Personal information
- Born: January 5, 1967 (age 59) Montreal, Quebec, Canada

Professional wrestling career
- Ring name(s): Nelson Veilleux Le Trapper Brick Crawford Bob Crawford Rick Crawford
- Billed height: 5 ft 8 in (1.73 m)
- Billed weight: 246 lb (112 kg; 17.6 st)
- Trained by: Édouard Carpentier Frenchy Martin
- Debut: 1985
- Retired: 2008

= Nelson Veilleux =

Canadian retired professional wrestler (born 1967)

Nelson Veilleux (born January 5, 1967) is a retired Canadian professional wrestler who spent his career in Quebec, New Brunswick, England and the World Wrestling Federation.

==Career==
Veilleux began his wrestling career in Montreal for Lutte International in 1985. Later that year he worked for the World Wrestling Federation (WWF) when they had shows in Montreal, Toronto, and Brantford, Ontario. Veillex worked for the WWF until 1990 having matches against Iron Sheik, Nikolai Volkoff, Randy Savage, Bret Hart, Jake Roberts, Harley Race and Mr. Perfect. Later he worked in New York and New England. He also worked for Grand Prix Wrestling in New Brunswick.

From 1991 to 1992 Veilleux worked in England for All-Star Wrestling as Brick Crawford.

He also teamed with Pierre Carl Ouellet in South Africa and Germany.

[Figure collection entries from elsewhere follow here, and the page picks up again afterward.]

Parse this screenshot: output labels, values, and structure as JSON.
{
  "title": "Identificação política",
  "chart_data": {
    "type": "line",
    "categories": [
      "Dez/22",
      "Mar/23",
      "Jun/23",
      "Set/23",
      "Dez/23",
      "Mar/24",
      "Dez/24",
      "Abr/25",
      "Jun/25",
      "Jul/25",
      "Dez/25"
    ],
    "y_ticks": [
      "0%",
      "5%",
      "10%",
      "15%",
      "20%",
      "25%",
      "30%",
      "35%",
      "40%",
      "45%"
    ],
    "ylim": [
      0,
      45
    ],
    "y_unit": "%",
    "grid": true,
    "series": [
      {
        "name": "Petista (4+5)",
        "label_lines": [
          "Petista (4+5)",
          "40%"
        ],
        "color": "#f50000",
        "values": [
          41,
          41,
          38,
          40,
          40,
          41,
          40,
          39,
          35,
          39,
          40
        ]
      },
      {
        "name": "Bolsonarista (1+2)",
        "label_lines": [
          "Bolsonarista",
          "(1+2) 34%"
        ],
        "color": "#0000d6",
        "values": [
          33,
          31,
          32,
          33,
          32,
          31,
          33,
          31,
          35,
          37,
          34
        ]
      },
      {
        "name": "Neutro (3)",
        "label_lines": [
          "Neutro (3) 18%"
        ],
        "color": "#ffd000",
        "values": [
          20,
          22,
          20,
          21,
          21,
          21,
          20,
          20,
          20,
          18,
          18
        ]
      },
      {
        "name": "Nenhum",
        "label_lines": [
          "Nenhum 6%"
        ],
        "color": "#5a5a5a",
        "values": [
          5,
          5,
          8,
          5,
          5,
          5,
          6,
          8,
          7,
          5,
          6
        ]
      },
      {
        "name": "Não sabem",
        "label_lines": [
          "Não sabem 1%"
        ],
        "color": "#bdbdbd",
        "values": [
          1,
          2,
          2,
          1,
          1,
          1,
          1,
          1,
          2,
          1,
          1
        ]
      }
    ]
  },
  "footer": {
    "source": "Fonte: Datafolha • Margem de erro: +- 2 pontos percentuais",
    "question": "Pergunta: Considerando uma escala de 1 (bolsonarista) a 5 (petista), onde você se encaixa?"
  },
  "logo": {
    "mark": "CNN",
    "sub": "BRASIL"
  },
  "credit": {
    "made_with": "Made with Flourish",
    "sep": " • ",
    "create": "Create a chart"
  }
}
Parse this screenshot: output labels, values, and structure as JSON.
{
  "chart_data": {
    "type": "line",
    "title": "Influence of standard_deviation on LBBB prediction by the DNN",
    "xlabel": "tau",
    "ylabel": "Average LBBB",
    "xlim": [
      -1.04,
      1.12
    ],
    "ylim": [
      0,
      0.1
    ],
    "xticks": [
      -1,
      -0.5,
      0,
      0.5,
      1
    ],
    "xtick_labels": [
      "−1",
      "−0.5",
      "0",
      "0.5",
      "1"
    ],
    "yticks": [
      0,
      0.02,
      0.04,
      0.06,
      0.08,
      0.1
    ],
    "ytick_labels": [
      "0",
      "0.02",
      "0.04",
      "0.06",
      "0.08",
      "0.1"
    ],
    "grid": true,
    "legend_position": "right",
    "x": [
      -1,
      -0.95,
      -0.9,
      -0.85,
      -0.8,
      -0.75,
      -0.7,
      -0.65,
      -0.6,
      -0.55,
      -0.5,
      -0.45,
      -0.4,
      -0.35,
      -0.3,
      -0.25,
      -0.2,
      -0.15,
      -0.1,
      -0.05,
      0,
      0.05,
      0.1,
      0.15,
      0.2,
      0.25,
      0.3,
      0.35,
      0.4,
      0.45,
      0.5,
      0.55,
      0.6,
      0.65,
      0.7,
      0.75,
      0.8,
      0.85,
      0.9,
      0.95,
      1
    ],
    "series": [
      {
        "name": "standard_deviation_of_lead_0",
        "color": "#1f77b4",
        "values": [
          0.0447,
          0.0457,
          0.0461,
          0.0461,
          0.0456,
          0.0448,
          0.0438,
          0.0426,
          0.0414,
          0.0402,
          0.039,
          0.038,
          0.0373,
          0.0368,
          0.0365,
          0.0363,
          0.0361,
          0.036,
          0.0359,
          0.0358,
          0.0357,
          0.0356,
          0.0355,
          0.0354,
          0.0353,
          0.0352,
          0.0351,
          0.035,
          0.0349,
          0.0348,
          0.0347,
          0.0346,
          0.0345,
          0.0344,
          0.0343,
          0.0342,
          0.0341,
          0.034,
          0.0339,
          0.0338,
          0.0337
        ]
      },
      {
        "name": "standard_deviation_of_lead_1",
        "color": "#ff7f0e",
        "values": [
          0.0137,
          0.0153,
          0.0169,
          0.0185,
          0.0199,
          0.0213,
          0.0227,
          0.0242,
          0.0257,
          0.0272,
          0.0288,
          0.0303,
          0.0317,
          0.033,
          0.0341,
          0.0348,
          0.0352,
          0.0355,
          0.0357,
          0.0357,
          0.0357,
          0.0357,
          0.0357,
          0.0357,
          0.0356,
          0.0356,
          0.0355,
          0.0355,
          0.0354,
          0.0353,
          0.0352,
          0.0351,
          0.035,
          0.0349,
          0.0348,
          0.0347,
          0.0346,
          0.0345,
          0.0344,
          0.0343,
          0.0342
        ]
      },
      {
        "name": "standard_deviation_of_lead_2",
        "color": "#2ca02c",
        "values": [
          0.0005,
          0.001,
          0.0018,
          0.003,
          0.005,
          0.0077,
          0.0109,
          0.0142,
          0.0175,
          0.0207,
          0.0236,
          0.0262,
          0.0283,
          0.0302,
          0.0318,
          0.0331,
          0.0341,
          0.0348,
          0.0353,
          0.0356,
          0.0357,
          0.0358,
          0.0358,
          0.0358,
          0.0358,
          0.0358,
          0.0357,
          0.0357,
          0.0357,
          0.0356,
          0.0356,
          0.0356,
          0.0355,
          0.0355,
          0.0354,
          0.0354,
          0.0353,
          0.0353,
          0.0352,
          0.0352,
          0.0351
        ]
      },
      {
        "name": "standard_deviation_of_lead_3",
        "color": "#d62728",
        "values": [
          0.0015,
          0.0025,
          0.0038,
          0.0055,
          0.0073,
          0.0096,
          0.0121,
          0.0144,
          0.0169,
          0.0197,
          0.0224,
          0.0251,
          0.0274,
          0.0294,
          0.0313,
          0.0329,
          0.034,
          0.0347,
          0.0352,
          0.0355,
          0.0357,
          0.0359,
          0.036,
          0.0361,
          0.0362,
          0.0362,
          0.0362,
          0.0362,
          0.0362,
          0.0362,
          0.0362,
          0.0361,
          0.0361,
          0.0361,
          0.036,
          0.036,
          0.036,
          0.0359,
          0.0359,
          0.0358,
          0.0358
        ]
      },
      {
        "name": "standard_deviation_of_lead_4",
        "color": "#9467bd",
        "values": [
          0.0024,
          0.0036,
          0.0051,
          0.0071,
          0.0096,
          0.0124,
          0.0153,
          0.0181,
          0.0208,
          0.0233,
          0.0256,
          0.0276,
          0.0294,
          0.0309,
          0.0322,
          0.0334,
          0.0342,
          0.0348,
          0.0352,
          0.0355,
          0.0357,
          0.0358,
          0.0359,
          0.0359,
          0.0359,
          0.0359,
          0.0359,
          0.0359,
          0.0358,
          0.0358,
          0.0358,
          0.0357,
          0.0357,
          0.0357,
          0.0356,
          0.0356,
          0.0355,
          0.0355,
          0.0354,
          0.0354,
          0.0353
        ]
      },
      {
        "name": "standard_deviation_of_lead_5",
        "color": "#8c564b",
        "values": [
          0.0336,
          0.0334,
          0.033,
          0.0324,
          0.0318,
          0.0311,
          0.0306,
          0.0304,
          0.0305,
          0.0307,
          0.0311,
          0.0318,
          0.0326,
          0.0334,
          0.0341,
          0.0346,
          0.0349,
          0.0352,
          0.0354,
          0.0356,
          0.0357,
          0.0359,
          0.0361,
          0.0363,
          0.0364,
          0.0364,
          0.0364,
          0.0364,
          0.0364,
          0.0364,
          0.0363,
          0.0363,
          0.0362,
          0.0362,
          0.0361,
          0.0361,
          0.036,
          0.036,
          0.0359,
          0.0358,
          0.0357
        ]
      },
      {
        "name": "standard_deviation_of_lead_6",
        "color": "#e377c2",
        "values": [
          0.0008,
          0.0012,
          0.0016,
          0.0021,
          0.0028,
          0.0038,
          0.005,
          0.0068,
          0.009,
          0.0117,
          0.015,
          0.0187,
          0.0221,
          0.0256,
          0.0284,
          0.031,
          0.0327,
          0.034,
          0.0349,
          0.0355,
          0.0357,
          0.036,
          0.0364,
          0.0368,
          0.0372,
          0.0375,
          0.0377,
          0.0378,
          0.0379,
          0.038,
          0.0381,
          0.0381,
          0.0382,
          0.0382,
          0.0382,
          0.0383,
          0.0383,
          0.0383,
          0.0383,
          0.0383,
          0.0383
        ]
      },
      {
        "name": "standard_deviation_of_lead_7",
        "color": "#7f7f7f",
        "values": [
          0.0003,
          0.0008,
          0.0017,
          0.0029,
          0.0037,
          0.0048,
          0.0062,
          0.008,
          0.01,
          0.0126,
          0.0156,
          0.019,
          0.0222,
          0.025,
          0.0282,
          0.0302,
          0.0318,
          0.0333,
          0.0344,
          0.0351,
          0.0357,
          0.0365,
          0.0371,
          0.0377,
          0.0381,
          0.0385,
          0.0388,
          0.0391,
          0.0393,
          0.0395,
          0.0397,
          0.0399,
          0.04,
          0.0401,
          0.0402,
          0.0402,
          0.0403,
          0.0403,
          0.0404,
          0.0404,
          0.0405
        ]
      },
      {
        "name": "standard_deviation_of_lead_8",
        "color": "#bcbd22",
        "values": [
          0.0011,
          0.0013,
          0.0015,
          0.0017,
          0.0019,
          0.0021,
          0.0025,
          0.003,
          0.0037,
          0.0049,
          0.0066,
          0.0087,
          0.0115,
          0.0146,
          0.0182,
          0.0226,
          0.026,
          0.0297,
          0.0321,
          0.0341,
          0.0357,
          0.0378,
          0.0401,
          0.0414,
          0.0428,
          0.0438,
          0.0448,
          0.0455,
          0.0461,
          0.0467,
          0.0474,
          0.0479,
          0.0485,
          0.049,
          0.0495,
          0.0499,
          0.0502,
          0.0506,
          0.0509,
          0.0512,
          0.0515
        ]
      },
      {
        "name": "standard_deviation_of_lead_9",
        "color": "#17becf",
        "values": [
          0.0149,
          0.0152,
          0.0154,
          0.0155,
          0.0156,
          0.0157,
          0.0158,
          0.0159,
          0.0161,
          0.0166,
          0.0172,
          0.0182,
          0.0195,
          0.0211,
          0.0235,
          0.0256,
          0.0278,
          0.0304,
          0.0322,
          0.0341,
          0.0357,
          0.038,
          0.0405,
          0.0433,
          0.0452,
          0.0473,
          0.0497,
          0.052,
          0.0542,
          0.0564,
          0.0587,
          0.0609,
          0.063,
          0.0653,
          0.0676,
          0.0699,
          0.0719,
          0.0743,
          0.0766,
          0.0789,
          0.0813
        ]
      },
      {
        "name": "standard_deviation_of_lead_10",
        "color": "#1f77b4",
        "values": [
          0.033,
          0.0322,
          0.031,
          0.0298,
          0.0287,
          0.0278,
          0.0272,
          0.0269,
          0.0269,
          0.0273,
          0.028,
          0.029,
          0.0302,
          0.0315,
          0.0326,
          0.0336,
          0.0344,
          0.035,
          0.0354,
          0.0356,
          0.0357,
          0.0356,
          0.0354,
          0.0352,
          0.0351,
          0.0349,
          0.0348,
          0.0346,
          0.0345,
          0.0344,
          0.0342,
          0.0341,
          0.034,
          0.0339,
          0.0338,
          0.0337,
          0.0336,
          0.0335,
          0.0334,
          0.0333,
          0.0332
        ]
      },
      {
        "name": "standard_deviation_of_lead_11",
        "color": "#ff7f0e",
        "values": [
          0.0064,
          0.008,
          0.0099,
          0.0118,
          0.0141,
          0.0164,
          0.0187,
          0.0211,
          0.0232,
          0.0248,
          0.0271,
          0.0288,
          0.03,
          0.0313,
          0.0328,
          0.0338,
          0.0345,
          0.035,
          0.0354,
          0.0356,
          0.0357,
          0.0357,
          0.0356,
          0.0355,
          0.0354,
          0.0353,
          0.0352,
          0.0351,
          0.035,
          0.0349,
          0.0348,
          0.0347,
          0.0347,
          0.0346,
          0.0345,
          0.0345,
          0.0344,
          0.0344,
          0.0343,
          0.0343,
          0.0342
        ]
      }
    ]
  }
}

Veilleux appeared on a house show for World Championship Wrestling in Montreal where he defeated Sunny War Cloud.

Later in his career, Veilleux stayed in Quebec working in the independents such as Northern Championship Wrestling in Montreal. In 2006, Veilleux became a two-time SWR International Champion. During his second reign, he held the title for nearly a year for 363 days. He retired from wrestling in 2008.